Nous savons que les aides publiques, importantes (cumulées, elles représentent 60% de l'excédent brut d'exploitation des éleveurs-source DRAF Midi-Pyrénées) sont inférieures pour l'élevage ovin à celles qui sont perçues par l'élevage bovin, et que tous les élevages sont pénalisés dans la PAC par rapport aux cultures intensives de plaine. Nous n'ignorons pas que les pertes dues à l'ours et les traumatismes suivant les attaques peuvent être insupportables pour ceux qui les subissent. Les compensations et les aides diverses, si elles sont justement attribuées, ne seront jamais trop élevées.
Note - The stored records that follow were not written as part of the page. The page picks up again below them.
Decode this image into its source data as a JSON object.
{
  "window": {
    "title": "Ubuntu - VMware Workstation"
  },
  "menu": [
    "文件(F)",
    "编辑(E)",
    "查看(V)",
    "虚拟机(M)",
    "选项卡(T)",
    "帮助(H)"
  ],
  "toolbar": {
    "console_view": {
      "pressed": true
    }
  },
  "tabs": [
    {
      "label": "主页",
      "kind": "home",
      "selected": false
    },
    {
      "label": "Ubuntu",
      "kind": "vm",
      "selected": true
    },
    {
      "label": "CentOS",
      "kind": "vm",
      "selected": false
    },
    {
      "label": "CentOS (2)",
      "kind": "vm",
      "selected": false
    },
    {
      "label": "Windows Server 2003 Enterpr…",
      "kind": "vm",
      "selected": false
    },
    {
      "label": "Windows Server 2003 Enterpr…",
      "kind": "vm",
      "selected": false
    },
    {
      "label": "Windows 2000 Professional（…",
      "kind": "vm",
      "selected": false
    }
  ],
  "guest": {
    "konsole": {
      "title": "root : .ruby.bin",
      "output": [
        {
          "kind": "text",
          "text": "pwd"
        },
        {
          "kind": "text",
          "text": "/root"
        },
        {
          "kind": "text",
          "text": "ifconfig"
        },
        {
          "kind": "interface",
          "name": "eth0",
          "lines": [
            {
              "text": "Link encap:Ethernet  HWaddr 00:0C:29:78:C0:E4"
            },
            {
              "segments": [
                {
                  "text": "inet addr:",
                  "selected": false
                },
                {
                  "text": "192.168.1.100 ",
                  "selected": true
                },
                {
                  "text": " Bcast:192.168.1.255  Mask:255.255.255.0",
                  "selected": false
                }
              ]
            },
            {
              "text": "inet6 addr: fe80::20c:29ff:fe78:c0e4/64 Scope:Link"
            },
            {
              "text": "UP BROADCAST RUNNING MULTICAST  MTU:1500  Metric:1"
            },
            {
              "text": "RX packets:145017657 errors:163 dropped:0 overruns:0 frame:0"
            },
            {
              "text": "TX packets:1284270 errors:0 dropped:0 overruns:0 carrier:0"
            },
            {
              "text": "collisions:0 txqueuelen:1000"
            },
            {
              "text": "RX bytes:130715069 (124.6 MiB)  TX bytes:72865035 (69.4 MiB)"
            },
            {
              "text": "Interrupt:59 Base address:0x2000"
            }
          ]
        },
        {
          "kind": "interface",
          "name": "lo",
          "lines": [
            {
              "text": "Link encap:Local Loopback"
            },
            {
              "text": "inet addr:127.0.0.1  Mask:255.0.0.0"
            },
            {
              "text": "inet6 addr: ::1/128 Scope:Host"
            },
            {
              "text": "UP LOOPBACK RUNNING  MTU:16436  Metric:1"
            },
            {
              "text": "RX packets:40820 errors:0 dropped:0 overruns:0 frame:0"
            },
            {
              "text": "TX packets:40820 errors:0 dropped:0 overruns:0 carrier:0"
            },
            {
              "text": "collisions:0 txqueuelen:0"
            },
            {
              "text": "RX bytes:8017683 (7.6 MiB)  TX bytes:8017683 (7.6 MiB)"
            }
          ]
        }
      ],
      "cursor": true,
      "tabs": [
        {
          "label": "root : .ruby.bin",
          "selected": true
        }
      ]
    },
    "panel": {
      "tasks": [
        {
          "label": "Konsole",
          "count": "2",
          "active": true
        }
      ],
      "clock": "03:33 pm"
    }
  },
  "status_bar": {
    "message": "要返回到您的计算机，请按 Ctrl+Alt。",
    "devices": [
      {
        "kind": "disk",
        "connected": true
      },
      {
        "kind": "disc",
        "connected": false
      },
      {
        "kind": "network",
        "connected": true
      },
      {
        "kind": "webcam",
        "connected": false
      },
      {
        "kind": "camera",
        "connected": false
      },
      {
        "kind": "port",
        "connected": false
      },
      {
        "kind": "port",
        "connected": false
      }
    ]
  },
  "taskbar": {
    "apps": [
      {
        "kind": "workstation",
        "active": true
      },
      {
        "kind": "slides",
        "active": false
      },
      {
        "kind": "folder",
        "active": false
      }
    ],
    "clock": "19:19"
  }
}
Mais nous disons toujours que la mort de quelques centaines de brebis par an (200 en moyenne avant le dernier renforcement, sur plus de 600 000 moutons) ne légitimera jamais l'éradication du plus important mammifère sauvage d'Europe occidentale.
Les anti-ours ont soulevé deux nouvelles questions, celle dite du « cantonnement » et celle de la perte de biodiversité que causerait l'ours.
En cas de « remise à plat » nous travaillerons bien volontiers sur ces deux questions aux côtés d'experts indépendants et aux côtés des services de l'Etat auxquels nous faisons confiance a priori.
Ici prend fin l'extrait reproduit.